Pembalap Repsol Honda itu absen dalam empat putaran terakhir, ditambah tes Brno pada musim itu, setelah mengalami patah tulang punggung dalam kecelakaan saat latihan di Assen pada bulan Juni.

Setelah dua bulan absen, Lorenzo mengatakan dia menargetkan MotoGP Inggris sebagai kompromi terbaik antara pulih dari cederanya dan tidak kehilangan kebugaran dan ketajaman balapannya.

Tetapi setelah hari pembukaan yang berat di MotoGP, dengan Lorenzo finis terakhir pada gabungan waktu latihan Jumat dan selisih 3,682 detik dari pengatur kecepatan Fabio Quartararo, pembalap Spanyol itu menerima dia masih berjuang dengan punggungnya karena belum sepenuhnya fit.

"Ini merupakan hari yang berat karena Anda tidak pernah merasa sangat nyaman ketika Anda berada di posisi terakhir dan Anda terakhir seperti saya," kata Lorenzo. “Ini adalah situasi yang kita miliki sekarang dan mencoba mendorong menciptakan crash dan konsekuensi yang dapat Anda bayangkan, jadi untuk saat ini adalah situasi yang saya alami.

“Punggung saya belum sembuh total, dan saya sakit, terutama setelah FP2, dan saya kehilangan massa otot dan kondisi fisik saya tidak terbiasa ke MotoGP karena dua bulan tanpa motor. Sedikit demi sedikit, saya harus bersabar untuk melewati perlombaan ini. ”

Ditanya apakah dia merasa bisa menyelesaikan balapan 20-lap di Silverstone dalam kondisinya saat ini, Lorenzo memberikan angka yang tidak pasti: “Saya belum tahu. Setelah latihan kedua saya mulai merasakan lebih banyak sakit di punggung saya dibandingkan kemarin.

"Setiap latihan yang akan saya lakukan akan menjadi lebih buruk untuk punggung saya, tetapi saya perlu mengelolanya dan mencoba mengelola putaran yang tepat, untuk dapat membuat kecepatan maksimum dan mendapatkan putaran yang tepat tanpa menjadi lebih buruk dengan cedera saya."

Dengan cedera punggung yang memengaruhi seluruh pergerakannya di Repsol Honda, Lorenzo juga menerima memperbaiki situasinya saat ini karena akhir pekan ini terlihat tugas yang sulit.

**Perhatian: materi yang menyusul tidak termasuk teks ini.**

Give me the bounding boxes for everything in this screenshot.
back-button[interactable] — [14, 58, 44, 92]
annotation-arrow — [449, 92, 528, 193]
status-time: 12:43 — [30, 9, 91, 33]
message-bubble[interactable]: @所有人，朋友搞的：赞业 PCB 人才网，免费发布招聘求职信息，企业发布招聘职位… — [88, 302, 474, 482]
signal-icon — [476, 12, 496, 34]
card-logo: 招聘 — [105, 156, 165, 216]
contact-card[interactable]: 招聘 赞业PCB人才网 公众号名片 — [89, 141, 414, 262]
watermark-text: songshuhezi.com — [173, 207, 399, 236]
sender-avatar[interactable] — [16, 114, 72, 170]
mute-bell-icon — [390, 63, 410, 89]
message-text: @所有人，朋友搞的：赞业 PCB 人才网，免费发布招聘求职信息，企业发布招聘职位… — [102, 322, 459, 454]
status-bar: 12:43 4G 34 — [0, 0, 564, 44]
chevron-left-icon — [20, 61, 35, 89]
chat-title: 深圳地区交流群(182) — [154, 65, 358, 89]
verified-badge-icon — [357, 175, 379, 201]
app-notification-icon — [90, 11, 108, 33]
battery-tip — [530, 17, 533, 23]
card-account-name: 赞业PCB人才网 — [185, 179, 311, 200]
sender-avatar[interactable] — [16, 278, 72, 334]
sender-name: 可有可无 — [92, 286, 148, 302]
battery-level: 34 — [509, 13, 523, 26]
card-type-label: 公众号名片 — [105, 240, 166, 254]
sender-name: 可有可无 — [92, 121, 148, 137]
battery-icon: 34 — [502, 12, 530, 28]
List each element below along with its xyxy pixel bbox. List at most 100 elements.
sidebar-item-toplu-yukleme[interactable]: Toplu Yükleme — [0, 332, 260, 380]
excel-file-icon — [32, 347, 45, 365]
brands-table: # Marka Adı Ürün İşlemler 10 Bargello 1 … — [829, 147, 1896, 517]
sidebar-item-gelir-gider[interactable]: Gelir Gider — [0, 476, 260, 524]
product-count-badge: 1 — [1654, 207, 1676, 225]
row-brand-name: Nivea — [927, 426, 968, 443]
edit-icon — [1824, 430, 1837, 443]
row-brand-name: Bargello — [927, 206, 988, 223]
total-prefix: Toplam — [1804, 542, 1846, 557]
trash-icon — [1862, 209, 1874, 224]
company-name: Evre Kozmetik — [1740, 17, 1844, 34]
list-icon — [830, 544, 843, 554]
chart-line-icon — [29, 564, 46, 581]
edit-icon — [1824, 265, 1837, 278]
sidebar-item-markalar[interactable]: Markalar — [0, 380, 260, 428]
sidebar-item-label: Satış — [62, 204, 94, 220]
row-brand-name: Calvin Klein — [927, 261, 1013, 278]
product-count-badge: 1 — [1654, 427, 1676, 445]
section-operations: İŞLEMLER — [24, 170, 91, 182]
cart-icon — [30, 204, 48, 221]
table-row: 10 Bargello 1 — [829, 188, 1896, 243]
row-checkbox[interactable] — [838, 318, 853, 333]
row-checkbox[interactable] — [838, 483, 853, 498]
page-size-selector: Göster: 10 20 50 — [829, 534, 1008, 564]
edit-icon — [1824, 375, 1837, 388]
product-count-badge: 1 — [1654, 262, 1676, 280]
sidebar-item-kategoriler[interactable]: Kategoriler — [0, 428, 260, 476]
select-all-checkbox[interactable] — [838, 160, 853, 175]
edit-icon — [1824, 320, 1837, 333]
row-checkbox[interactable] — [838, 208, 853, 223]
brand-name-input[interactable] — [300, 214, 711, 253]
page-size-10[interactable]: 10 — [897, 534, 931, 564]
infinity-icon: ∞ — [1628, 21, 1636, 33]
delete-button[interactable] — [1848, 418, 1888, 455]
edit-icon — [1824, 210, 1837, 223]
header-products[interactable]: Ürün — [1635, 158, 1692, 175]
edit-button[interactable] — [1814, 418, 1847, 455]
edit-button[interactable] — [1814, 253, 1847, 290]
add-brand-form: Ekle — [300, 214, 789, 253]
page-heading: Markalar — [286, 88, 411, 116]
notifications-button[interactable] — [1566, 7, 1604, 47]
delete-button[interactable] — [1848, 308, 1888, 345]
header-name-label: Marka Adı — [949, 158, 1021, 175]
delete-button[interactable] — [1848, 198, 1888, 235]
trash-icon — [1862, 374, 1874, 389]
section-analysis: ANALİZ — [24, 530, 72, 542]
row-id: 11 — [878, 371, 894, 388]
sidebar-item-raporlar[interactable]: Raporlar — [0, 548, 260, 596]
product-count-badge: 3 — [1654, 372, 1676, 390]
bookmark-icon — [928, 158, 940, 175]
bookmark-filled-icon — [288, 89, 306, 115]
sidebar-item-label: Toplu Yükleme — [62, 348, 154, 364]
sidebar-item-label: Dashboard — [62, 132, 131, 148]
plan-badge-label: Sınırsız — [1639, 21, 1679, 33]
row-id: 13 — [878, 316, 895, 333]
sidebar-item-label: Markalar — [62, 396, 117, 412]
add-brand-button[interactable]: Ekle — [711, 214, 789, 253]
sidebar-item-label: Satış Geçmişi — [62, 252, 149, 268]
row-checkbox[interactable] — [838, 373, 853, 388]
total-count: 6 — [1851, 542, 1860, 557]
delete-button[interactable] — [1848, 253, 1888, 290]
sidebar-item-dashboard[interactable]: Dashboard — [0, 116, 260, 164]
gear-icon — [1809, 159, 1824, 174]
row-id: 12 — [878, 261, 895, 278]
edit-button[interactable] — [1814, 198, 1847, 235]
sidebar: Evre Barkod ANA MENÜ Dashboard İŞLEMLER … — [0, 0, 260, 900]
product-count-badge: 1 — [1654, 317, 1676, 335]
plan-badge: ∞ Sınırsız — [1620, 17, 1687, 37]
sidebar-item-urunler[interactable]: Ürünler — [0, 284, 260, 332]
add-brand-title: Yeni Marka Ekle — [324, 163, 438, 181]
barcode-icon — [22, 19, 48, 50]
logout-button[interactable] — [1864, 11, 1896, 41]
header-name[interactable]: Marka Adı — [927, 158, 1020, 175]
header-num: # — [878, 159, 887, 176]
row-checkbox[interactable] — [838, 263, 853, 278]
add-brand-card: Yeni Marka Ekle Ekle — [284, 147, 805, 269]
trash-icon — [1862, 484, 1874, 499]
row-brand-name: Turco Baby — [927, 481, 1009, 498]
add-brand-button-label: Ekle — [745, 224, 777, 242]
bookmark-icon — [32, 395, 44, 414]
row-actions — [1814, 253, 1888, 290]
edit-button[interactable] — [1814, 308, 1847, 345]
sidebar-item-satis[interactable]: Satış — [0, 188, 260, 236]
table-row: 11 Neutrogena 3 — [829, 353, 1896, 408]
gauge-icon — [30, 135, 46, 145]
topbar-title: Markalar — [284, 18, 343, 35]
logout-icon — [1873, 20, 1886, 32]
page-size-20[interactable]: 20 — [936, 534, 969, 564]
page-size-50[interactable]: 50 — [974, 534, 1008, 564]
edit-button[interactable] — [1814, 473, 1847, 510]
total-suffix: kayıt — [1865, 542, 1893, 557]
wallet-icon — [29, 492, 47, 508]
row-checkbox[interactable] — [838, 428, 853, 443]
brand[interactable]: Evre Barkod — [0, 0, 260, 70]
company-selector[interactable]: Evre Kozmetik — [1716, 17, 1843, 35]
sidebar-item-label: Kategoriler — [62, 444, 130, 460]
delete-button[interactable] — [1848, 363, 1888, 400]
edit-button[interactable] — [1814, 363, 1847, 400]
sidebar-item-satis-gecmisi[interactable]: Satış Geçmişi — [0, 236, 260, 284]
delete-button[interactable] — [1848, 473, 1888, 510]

“Hampir di mana-mana saya mengalami masalah secara fisik, di pengereman juga di tengah tikungan dengan leher saya kehilangan banyak otot, dan perubahan arah,” katanya.

“Saya merasakan sakit di punggung dan saya bergerak sangat lambat jadi semua yang saya lakukan sangat lambat. Satu-satunya area yang tidak hilang adalah akselerasi. Tapi di sisa trek saya kehilangan banyak. Itu menunjukkan bahwa dalam waktu tiga setengah detik saya turun ke detik tercepat. ”

Tahun lalu, Lorenzo menghadapi situasi serupa di Ducati ketika dia mencoba memulihkan cedera di Sepang. Juara dunia lima kali itu menyelesaikan latihan Jumat, mengakhiri hari di urutan terbawah, dan mengundurkan diri dari putaran Malaysia pada Sabtu pagi.